There are 500 companies from all 11 economic sectors in the S&P 500 (^GSPC 0.41%), so it's a well-diversified, large-cap index. Companies have to meet a strict criteria to be added to it -- they must be profitable, and they need to maintain a market capitalization of at least $22.7 billion, among other things.

The S&P 500 is weighted by market capitalization, so its largest constituents have a greater influence over its performance than the smallest. As a result, tech giants like Nvidia, Microsoft, and Apple have led the index higher over the last few years.

It has delivered a compound annual return of 10.5% since its inception in 1957, even after accounting for every sell-off, correction, and bear market. But what if there were a similarly diversified investment option that would offer investors the chance to do even better?

Golden bull and bear figurines standing on top of a newspaper.

Image source: Getty Images.

Meet the S&P 500 Growth index

The S&P 500 Growth index currently holds around 212 of the best-performing stocks in the S&P 500, and excludes the rest. The stocks that make the cut are selected based on factors like their momentum and the sales growth of the underlying companies.

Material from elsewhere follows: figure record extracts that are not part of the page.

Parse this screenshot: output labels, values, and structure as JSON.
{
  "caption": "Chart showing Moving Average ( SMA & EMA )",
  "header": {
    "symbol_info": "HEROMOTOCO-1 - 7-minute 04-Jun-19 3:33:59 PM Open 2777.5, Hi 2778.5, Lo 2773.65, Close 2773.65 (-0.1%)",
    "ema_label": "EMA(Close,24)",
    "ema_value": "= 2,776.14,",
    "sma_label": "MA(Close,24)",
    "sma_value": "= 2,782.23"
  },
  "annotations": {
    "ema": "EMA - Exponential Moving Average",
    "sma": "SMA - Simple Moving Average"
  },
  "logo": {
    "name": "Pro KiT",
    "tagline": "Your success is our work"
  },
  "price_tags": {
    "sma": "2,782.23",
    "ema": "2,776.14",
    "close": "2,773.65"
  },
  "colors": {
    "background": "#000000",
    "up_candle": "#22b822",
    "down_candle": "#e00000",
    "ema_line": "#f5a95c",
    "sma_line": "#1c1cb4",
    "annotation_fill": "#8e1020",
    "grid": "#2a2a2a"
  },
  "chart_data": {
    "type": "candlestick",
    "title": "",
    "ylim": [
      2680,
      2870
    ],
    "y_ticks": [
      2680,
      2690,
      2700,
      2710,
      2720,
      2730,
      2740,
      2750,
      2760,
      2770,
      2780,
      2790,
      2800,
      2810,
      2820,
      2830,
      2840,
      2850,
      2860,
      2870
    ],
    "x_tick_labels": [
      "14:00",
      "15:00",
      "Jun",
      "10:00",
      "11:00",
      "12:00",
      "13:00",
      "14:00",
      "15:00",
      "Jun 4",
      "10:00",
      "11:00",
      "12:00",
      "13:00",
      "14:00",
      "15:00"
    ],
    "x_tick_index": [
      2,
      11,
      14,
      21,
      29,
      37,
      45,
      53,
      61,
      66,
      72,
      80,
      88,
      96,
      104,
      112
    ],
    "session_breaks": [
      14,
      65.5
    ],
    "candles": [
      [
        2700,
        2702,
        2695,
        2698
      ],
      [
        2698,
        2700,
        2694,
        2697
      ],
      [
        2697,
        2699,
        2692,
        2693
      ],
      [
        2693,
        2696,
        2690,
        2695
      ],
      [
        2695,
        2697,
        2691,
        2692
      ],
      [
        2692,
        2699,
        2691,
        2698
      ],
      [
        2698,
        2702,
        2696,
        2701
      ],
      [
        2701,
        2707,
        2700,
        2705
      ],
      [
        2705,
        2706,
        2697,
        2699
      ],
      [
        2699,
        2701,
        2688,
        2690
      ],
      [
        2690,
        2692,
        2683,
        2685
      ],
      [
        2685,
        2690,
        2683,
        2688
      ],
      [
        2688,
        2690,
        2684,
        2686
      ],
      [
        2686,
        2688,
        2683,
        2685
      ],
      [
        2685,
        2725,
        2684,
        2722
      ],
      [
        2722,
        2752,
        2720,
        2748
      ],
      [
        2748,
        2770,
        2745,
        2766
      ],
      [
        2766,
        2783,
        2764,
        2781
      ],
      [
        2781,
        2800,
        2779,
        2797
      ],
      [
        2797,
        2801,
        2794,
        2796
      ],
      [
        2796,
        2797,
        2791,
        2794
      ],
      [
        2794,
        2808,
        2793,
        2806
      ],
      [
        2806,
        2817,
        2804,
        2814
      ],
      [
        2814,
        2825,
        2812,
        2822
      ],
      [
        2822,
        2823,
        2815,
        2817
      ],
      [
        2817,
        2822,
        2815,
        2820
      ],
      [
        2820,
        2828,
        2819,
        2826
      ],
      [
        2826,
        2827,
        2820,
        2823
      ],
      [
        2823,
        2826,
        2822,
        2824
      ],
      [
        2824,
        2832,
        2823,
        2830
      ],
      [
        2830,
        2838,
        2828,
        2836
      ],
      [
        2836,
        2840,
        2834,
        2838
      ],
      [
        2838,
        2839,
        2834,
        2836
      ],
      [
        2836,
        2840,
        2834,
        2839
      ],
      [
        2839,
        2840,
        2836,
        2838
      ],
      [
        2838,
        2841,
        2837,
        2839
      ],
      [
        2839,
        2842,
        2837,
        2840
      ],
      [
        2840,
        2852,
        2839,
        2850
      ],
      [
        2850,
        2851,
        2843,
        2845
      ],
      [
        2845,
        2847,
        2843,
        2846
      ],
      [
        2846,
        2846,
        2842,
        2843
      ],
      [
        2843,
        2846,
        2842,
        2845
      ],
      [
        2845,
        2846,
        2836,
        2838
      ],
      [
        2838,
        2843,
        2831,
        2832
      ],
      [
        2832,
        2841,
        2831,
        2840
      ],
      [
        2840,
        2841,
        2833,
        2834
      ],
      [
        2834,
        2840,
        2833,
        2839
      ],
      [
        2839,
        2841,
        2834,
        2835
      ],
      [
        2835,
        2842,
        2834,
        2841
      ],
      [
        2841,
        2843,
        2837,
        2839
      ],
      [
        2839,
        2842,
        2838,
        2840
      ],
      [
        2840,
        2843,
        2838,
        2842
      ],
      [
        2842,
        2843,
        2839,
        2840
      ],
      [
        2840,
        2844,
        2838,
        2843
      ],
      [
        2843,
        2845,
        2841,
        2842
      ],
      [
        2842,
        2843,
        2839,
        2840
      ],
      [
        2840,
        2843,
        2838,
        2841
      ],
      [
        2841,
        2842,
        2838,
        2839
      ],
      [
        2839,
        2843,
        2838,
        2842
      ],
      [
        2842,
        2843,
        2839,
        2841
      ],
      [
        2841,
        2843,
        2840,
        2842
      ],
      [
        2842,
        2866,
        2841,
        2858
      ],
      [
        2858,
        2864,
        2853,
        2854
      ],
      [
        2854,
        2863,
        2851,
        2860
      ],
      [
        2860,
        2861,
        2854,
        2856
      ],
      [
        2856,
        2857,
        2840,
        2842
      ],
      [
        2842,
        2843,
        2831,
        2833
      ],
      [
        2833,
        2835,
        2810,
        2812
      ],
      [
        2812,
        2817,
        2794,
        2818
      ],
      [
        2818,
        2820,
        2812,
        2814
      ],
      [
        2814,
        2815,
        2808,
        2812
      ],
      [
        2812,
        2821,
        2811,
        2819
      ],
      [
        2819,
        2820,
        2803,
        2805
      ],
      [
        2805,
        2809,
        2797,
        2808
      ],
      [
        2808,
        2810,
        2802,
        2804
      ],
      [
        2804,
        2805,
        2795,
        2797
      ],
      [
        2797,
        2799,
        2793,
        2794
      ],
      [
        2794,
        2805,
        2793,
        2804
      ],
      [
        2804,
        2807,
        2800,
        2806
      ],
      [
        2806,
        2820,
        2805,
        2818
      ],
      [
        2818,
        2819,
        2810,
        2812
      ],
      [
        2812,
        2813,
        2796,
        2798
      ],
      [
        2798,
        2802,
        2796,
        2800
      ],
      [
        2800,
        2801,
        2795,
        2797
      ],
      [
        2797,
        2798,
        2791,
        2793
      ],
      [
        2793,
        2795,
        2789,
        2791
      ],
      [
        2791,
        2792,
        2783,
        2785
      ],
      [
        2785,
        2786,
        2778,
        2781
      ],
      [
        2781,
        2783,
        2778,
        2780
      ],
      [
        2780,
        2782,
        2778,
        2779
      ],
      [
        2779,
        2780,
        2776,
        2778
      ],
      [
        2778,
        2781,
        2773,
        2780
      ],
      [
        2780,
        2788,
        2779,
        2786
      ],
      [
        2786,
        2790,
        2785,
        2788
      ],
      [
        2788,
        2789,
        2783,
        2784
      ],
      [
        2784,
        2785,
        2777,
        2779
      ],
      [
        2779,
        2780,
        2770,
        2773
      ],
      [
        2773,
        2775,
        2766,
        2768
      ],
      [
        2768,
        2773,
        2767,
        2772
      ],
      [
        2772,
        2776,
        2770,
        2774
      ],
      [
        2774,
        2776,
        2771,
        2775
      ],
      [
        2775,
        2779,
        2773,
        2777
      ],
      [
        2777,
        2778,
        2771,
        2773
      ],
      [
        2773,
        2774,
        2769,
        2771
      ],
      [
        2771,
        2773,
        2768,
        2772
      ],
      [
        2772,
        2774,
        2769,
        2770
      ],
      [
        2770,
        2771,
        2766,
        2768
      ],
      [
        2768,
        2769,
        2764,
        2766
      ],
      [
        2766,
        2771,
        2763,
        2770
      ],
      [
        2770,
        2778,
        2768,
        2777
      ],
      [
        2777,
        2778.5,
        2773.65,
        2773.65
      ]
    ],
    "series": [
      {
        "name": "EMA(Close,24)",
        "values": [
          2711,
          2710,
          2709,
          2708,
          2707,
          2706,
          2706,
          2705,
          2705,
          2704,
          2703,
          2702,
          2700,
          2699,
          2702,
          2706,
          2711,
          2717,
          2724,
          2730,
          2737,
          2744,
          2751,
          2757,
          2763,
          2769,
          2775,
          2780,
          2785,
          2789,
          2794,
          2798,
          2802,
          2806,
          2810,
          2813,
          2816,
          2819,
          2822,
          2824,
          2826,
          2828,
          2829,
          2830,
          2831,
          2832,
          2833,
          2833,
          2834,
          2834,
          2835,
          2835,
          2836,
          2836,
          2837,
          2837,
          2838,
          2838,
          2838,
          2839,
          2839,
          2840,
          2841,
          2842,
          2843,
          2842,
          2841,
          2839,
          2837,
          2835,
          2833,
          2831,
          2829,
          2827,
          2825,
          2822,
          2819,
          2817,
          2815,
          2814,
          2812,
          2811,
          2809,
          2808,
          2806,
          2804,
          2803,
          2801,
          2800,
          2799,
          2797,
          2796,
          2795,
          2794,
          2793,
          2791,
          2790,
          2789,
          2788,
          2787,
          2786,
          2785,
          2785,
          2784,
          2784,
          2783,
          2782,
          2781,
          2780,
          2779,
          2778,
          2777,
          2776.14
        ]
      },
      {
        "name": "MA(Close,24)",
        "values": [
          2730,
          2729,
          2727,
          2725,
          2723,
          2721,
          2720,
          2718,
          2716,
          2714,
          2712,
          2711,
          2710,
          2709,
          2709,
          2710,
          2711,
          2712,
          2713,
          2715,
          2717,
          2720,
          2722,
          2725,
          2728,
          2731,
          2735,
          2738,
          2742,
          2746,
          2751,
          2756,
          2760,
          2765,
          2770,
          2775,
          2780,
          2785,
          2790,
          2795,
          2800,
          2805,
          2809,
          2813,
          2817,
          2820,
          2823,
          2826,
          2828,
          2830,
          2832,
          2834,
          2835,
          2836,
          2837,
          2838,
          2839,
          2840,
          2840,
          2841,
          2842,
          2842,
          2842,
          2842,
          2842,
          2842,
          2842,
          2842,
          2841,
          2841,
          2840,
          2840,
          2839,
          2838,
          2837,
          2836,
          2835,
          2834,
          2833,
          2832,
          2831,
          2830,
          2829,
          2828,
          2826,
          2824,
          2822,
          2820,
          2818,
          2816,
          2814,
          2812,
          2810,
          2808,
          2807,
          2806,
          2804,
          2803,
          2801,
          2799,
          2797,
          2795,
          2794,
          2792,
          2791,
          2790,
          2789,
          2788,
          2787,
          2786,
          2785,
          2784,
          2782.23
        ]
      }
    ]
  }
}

That means high-growth sectors tend to have a much higher representation in the Growth index. The information technology sector, for instance, has a weighting of 42.1%, compared to just 33.5% in the regular S&P 500.

The Growth index rebalances once each quarter, at which time it removes stocks that no longer meet its criteria and adds stocks that do. So a stock could be dropped from the Growth index when it loses upward momentum, but assuming it maintained a market cap sufficient to keep it among the 500 or so largest publicly traded U.S. companies, it could remain in the S&P 500. This is a big reason why the Growth index routinely outperforms the S&P 500 over the long term.

The Vanguard S&P 500 Growth ETF Tracks the S&P 500 Growth index

It's simple to invest in the S&P 500 Growth index, as there are several exchange-traded funds (ETFs) that track it. Among them is the Vanguard S&P 500 Growth ETF (VOOG 0.57%), which holds the same stocks as the index and maintains similar weightings.

These are the top 10 holdings in the Vanguard ETF, and their weightings compared to the regular S&P 500:

Rank/Stock

Vanguard ETF Weighting

S&P 500 Weighting

1. Nvidia

14.9%

8.1%

2. Microsoft

7.1%

7.4%

3. Alphabet

6.9%

3.7%

4. Meta Platforms

5.8%

3.1%

5. Apple

4.9%

5.7%

6. Broadcom

4.7%

2.6%

7. Amazon

4.4%

4.1%

8. Tesla

2.9%

1.6%

9. Visa

2%

1.1%

10. Eli Lilly

2%

1.1%

Data source: Vanguard. Portfolio weightings are accurate as of July 31, 2025, and are subject to change.

Those 10 stocks have delivered an average return of 29.3% over the past year, and helped propel the Vanguard ETF to a gain of 23.3%. The S&P 500 was up by just 15.1% over the same period, partly because it assigns relatively lower weightings to those high-performing stocks.

AVGO Chart

Data by YCharts.

The Vanguard ETF can continue beating the S&P 500 over the long term

The past year was no fluke: The Vanguard S&P 500 Growth ETF has generated a compound annual return of 16.5% since it was established in 2010, comfortably beating the S&P 500, which delivered an average annualized gain of 13.7% over that period.

That 2.8 percentage-point difference each year might not sound like much, but it made a big impact in dollar terms thanks to the power of compound growth.

  S&P 500 Vanguard S&P 500 Growth ETF
Starting balance in 2010 $10,000 $10,000
15-year compound annual return 13.7% 16.5%
Balance in 2025 $68,613 $98,830

Calculations by author.

Companies like Nvidia, Microsoft, Alphabet, Meta, and Amazon operate at the forefront of the artificial intelligence (AI) revolution, which could fuel significant gains for their respective stocks over the long term. This will feed through to the Vanguard ETF, supporting its continued outperformance.

But if AI technology fails to live up to expectations, it could trigger a sharp correction in some of those stocks and cause a shift in market leadership. This might result in a period of sluggish performance for the Vanguard S&P 500 Growth ETF. However, since the Growth index adjusts its holdings each quarter, I think any stretch of weakness for it relative to the S&P 500 is likely to be short-lived.